Lately I've returned to the Neverland complex of my youth: my incessant refusal to grow up, gather commitments and other features of adult life. I've awkwardly resisted commitment, especially in relationships, finding the closer they become the more paranoid and fearful I become. I remember clearly the endless days of youth filled with imaginary games set in a faraway place. The neighborhood kids and I were lost boys in our way, only returning to reality when it was time for supper. It was the sort of thing I wanted to hold on to forever.
And then, despite my best efforts of stopping time, I found myself engaged in the study of philosophy, which very really requires an abandonment of all things childish. It requires new and bigger words, to say nothing of a courage to pursue the existential angst that comes from reading these people who's thoughts have the potential of reducing the reader to tears. In the course of that study, I realized that my childhood was slipping away forever, waving from the shoreline until the horizon faded into an open sea.

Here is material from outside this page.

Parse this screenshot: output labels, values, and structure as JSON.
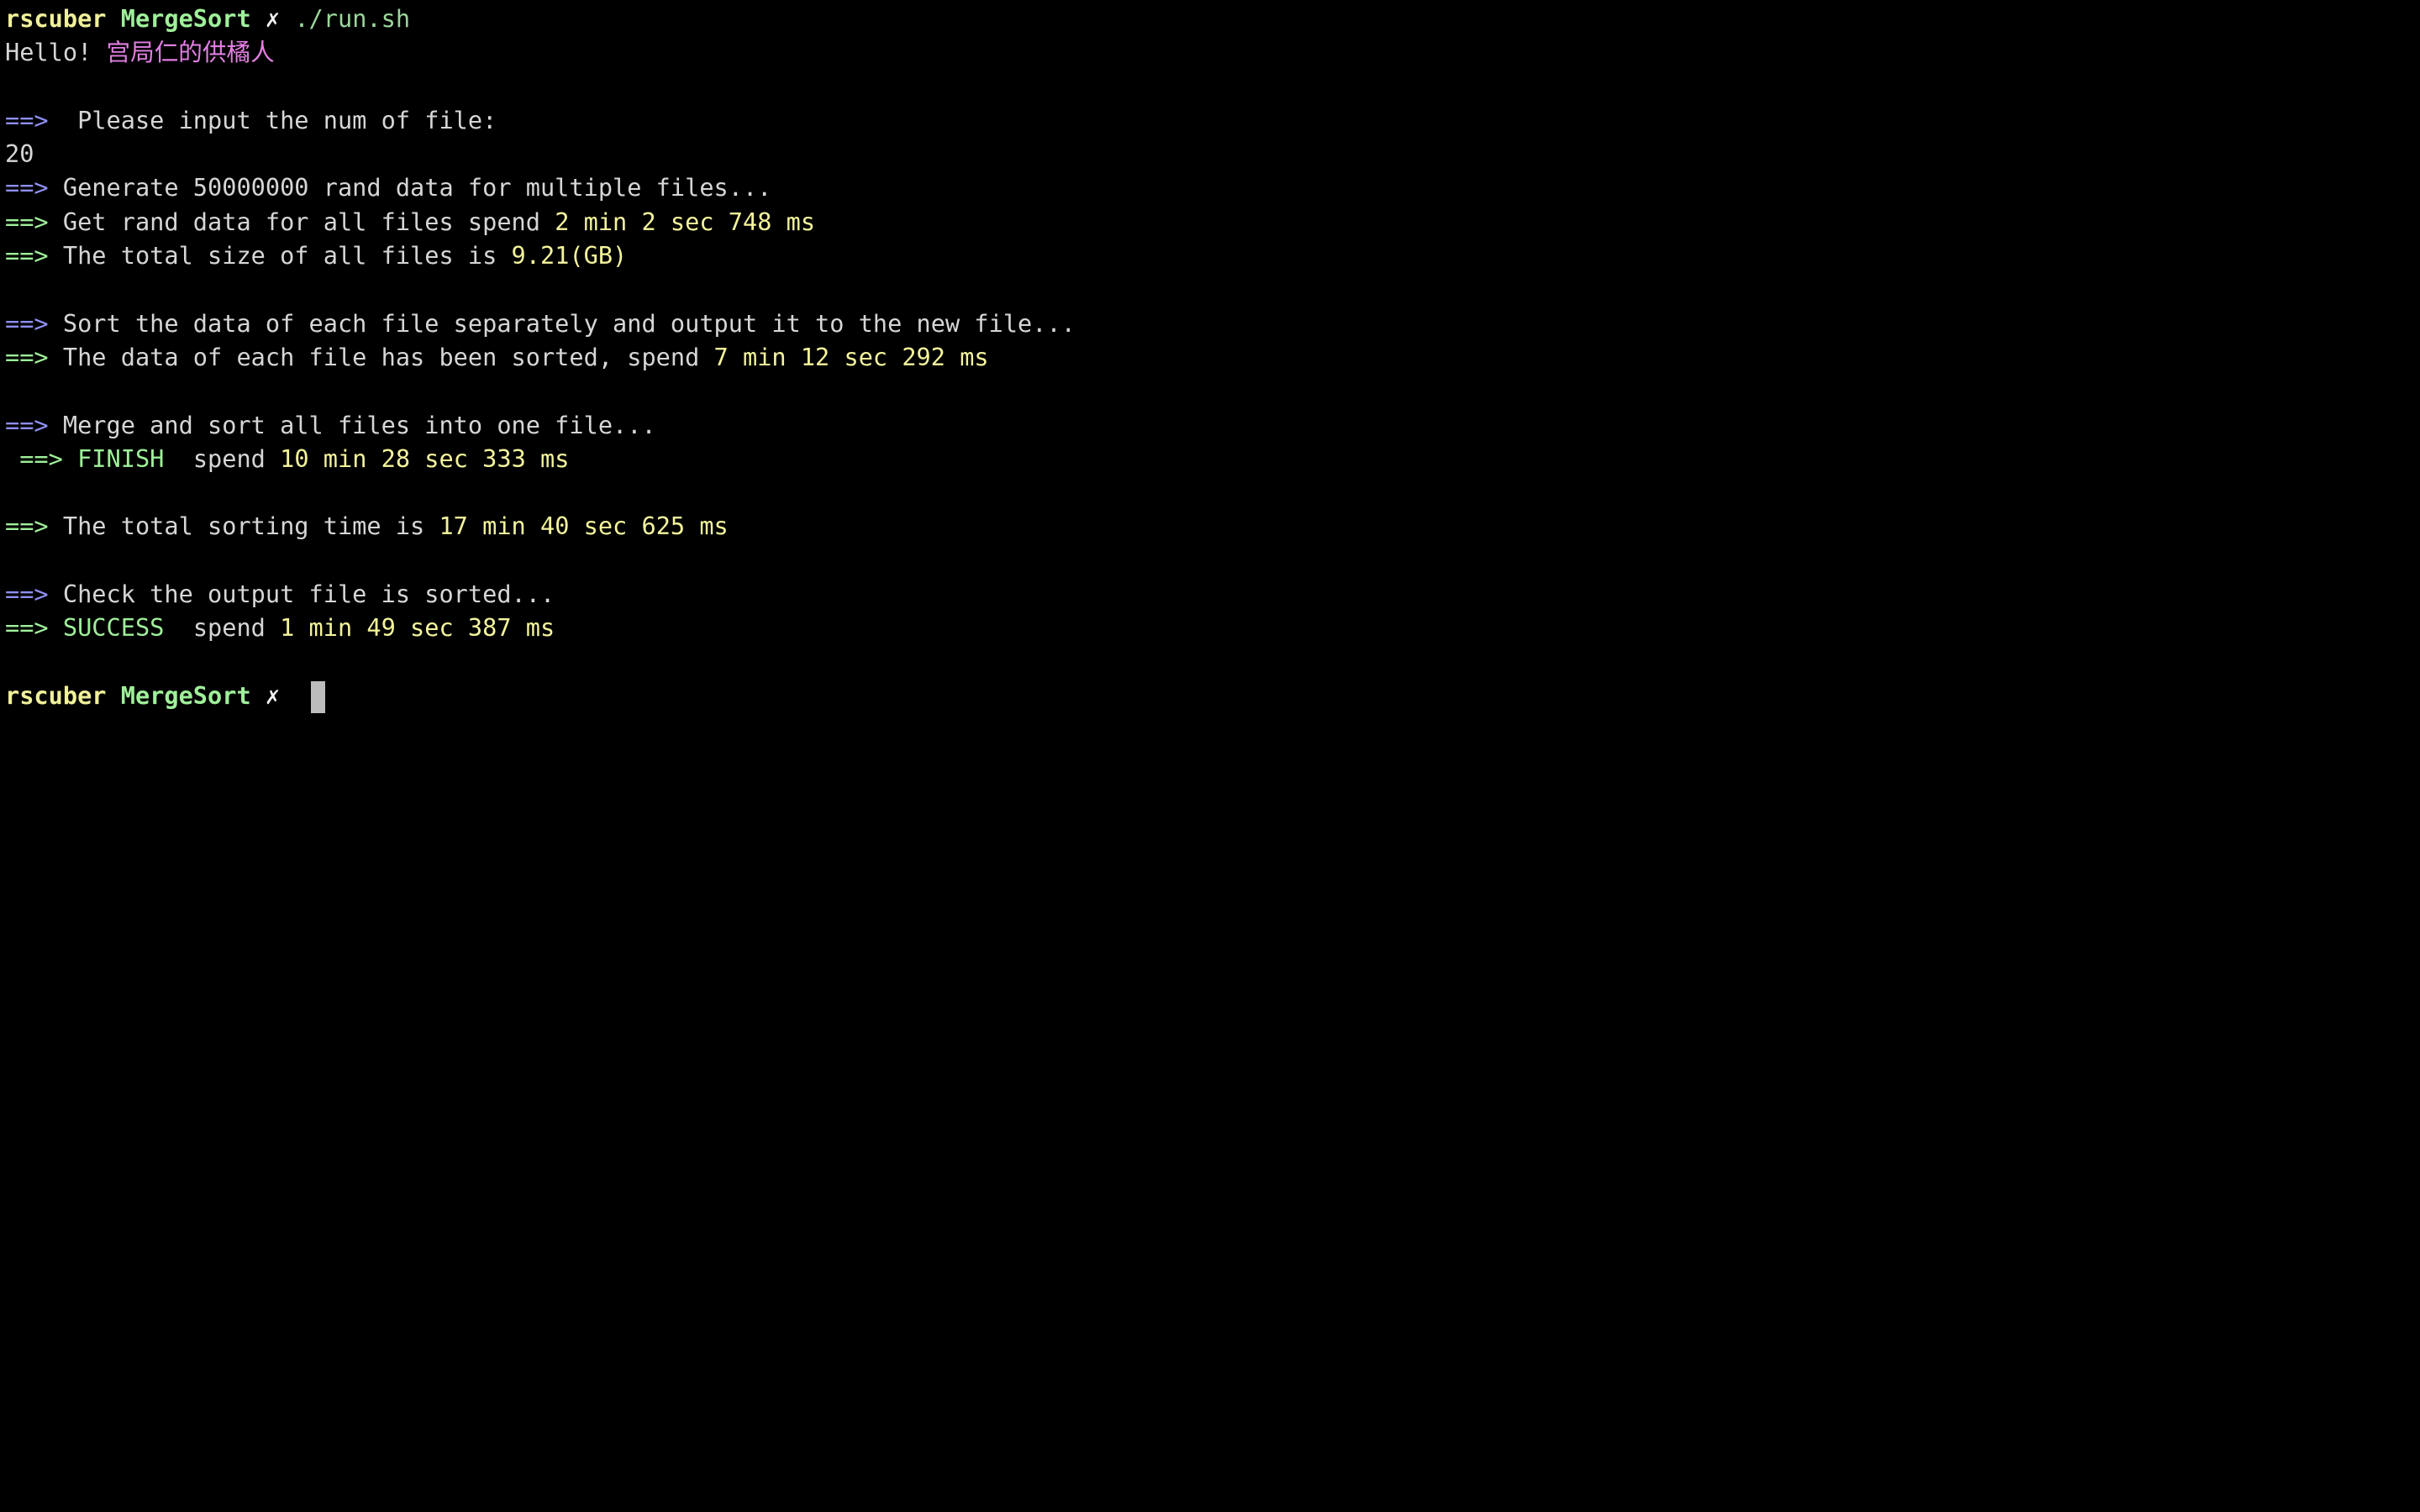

I wonder if I'm an anomaly in this regard. A man now near 30 who still floats alone, somewhat aimless. I see a good number of people my age married off and with children, paying mortgages and saving for family vacations. I wonder if I'm not behind the curve, if the very sight of me doesn't spark absurdity.
I look at my bookshelf as I put these words together and see a series of dead writers who, to varying degrees, attempted to articulate the ineffable mystery of the human condition. Treatises on this philosophical system or that, collections of narrative and biography. It's a bizarre collection, antiquated by my waning interest.
Nietzsche, that embodiment of genius-turned-illness, wrote: "We are unknown, we knowers, to ourselves... Of necessity we remain strangers to ourselves..." Of what necessity? The necessary demand that we depart from the past, strive for some future while remaining inescapably tied to the fleeting present? Yes, I do suppose self-knowledge can reduce us to mental and emotional dribble, but I suspect it also has the potential to vault one up.
And finally, Lincoln once wrote to a friend, "I have been, many times, driven to my knees by the overwhelming conviction I've nowhere else to go." It's when that being driven has the duration of years that one becomes weary.